8 Sep 2014

Ashya King prepares for proton beam treatment

Five-year-old cancer patient Ashya King is set to receive proton beam treatment in Prague.

Warning: video above contains flash photography

Ashya’s parents took him from a hospital in Southampton against medical advice at the end of August and left the country, triggering a two-day international manhunt.

The couple were detained in Spain, separated from their five-year-old son then released days later by a Spanish judge. They said they wanted to take him to a hospital in Prague that offered radiological therapy.

Proton beam therapy

Ashya was admitted to Prague’s Motol Hospital on Monday, one of the EU member country’s top health facilities, then treated at the newly built Proton Therapy Centre (PTC) across town.

“We are planning for the child to undergo a medical examination at the Proton Centre (PTC) tomorrow to plan the proton beam treatment,” said Jan Stary, the head of Motol clinic.

According to a Motol spokeswoman, the boy’s father would meet doctors at the PTC on Monday afternoon to discuss the treatment.

The centre specialises in a type of radiological cancer treatment used for certain types of tumours, which doctors there say has fewer undesirable side effects than some other treatments.

What is proton beam therapy? And why might it not help Ashya?

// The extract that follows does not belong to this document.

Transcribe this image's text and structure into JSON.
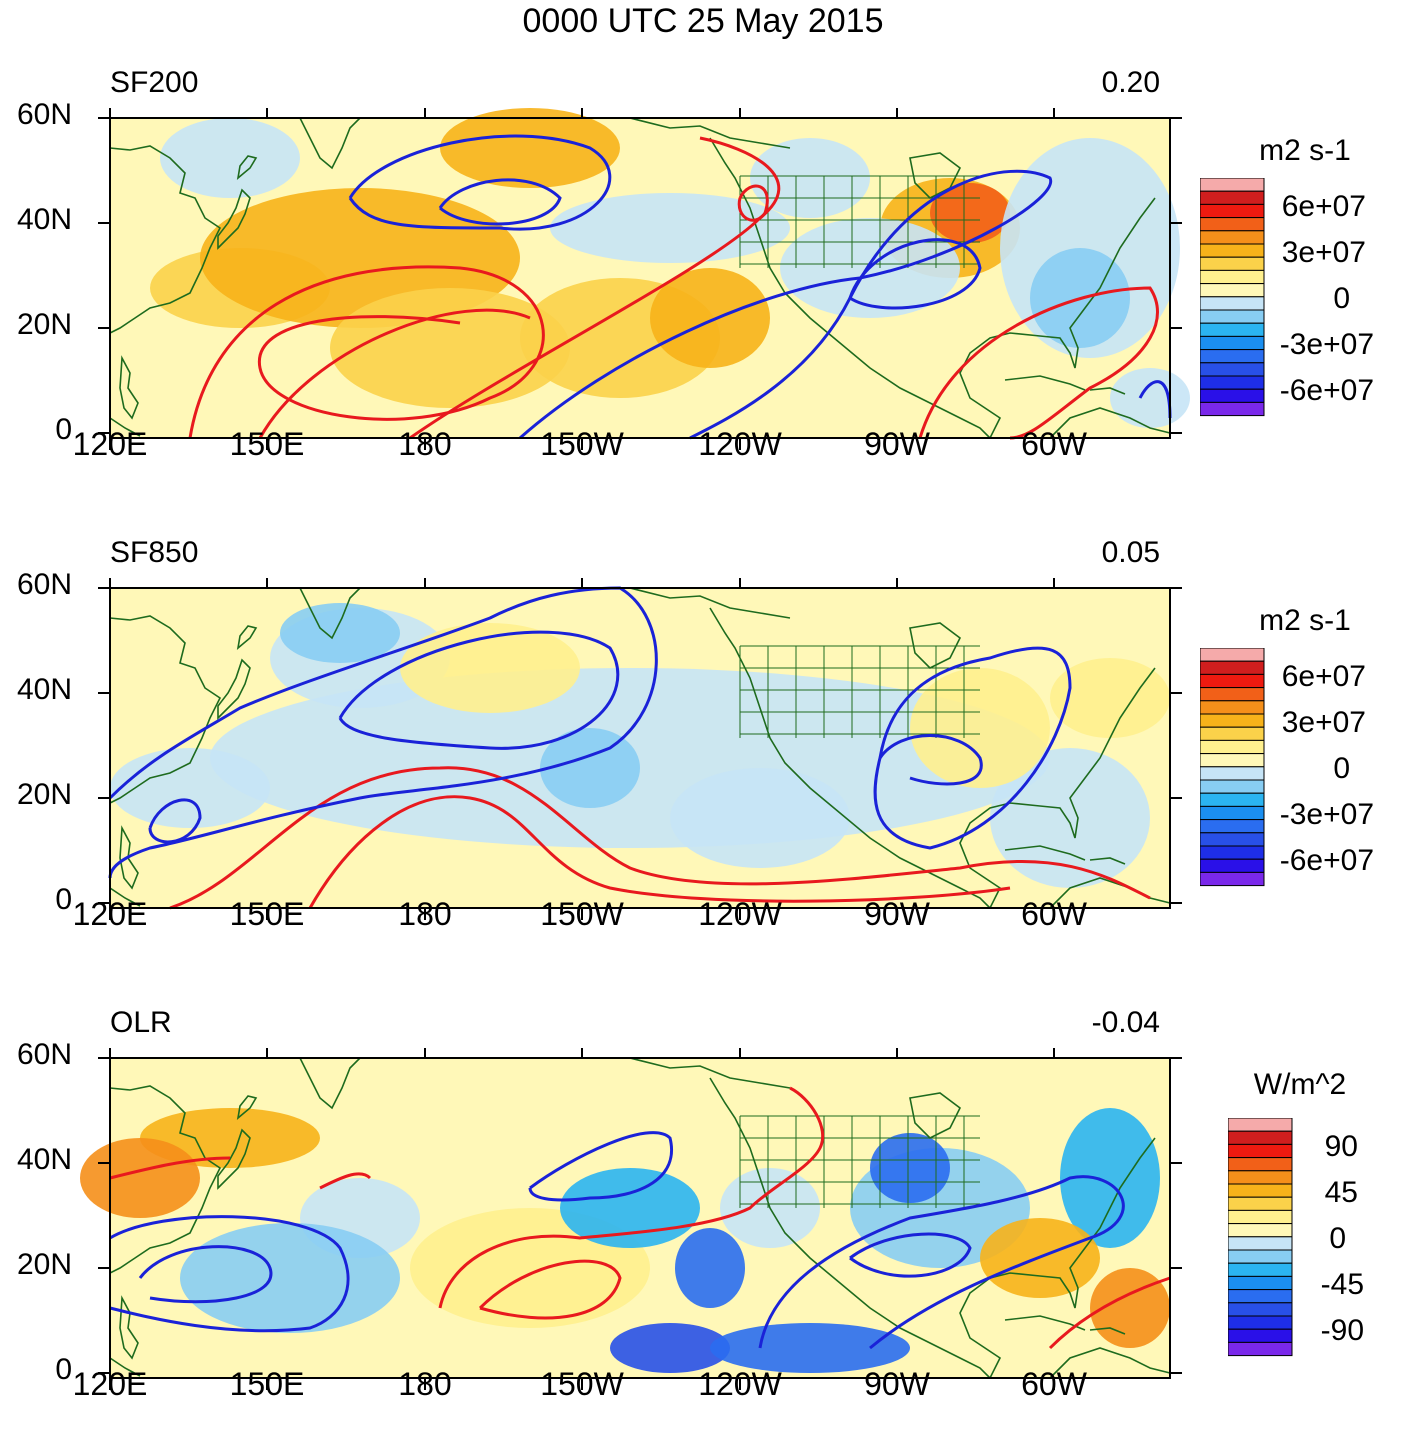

Our Science Editor Tom Clarke writes: First things first. As far as doctors know at the moment, proton beams are no better at killing cancers than conventional radiotherapy.
But they probably do less damage to surrounding tissues. So, in a nutshell, proton therapy doesn’t save more lives, it just has the important benefit of minimising collateral damage.
Protons are tiny, but very heavy, particles at the centre of atoms. A therapeutic proton beam for treating cancer is made by accelerating protons to high speeds and focussing them into a beam about a millimetre wide.
Because they are heavy, behave a bit like cannonballs, releasing their energy when they land – depending on how fast you throw them.
This allows doctors to lob protons at a tumour with a high degree of accuracy doing very localised damage but with less damage to tissues behind the tumour.
By contrast, conventional radiotherapy fires x-rays at a tumour. These fly through the body damaging tissues on either side of the tumour.
In many cases the body can withstand the radiation beam. But in childhood brain tumours radiotherapy can damage highly sensitive growing brain tissue causing long term damage.
This can leave some child brain cancer survivors with lifelong disabilities.

Proton beams: better, but no magic bullet for all - read more


NHS cancer care

Meanwhile, cancer clinicians in the UK have warned of a state of impending chaos with no central cancer strategy in place and the rates of people being referred for investigation rising by 50 per cent in four years.

Services are under mounting pressure due to growing demand, efficiency savings and the Government’s health service reforms, according to the new Cancer Research UK-commissioned report.

As the British population ages there will be more and more cases of cancer, and in order to meet this growing demand, the NHS needs “increased investment, planning and leadership now”, charity chief executive Harpal Kumar said.